The instructions for using the API are at http://worldcat.org/devnet/wiki/BasicAPIDetails along with some instructions for how to use it. The API defaults to an ATOM format for its results though you can also specify RSS, and there are citation formats available as well. In other respects the Basic API is indeed basic. You have a q value for query (you request title, subject, author, etc, with the same q parameter), where you want to start the result (your search result will return no more than the first 100 records in any case) and the maximum number of records to return. So if you want to do a search for Seth Godin and you don’t mind the results in ATOM format, your search query would look like this:

http://www.worldcat.org/webservices/catalog/search/opensearch?q=Seth%20Godin&wskey=[key]

Note this returns results of books both in English and other languages (The Chinese version of “Small is the New Big” is Xiao jiu shi da.) I guess I had forgotten this, but the book listings available through OCLC make for very good review aggregations; the listing for Tribes links to over 450 reviews from three different sources.

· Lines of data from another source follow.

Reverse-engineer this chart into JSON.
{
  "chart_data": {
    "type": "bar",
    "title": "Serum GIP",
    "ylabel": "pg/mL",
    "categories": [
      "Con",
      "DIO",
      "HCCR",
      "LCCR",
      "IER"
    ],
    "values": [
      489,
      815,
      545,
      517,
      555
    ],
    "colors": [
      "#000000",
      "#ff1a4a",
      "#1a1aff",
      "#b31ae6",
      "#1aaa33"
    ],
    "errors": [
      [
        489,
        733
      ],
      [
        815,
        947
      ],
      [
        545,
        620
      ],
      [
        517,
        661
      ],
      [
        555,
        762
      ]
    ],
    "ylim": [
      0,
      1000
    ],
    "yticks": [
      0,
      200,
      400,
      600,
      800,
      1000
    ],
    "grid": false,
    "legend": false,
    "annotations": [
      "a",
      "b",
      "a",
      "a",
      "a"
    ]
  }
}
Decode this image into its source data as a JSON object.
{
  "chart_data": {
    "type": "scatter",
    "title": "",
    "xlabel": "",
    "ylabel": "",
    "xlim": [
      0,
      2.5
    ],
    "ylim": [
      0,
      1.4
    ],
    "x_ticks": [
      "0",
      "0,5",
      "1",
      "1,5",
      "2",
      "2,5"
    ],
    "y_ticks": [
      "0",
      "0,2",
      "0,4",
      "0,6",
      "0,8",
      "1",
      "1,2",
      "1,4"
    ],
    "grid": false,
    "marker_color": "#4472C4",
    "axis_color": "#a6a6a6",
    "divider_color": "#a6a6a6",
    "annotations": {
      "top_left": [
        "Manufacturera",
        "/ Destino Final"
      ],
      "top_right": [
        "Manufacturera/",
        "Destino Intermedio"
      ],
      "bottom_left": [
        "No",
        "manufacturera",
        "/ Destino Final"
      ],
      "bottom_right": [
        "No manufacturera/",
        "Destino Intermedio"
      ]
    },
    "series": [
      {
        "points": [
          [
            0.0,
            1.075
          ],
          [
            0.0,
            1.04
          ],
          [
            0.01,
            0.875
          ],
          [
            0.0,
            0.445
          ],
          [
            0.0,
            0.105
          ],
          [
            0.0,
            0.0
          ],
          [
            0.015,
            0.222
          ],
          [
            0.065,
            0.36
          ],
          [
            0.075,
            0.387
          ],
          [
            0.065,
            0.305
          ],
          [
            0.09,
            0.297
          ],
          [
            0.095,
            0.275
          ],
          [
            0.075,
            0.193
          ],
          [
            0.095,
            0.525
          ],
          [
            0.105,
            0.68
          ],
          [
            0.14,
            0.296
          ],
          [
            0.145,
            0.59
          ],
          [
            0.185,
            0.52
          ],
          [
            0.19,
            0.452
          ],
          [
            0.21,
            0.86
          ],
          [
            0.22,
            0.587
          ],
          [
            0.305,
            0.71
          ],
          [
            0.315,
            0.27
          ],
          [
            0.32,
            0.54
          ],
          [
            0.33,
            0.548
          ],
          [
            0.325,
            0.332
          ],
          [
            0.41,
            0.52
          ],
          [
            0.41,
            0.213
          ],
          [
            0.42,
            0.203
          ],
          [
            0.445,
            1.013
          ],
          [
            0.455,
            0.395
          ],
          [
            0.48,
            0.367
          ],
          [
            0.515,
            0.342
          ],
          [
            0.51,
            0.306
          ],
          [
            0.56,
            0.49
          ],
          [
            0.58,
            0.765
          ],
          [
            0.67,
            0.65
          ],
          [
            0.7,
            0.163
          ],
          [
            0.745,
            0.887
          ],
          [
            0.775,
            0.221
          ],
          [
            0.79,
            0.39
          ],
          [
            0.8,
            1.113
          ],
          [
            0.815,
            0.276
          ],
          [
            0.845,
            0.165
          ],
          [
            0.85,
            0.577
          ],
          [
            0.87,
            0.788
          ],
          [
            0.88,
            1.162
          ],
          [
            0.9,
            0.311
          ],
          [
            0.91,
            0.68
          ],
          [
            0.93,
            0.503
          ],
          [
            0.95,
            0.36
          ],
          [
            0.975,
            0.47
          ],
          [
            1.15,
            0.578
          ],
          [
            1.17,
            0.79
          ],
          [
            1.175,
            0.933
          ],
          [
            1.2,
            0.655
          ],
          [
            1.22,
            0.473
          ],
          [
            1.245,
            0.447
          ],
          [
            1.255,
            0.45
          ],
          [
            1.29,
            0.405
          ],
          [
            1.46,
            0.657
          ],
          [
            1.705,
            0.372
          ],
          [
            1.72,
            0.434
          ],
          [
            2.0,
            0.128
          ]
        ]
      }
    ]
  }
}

In the course of doing this writeup I actually did several different queries, and I’m going to save a couple for my RSS reader: subject searches for econophysics and augmented reality. (Look at this Google Trends chart for the query “augmented reality”. Lots of interesting news!) Not only am I getting book listings this way, I’m also getting conference proceedings and dissertations. And THAT’S how I got an abridged version of Matt Scheinerman’s Exploring Augmented Reality thesis. Thanks Matt!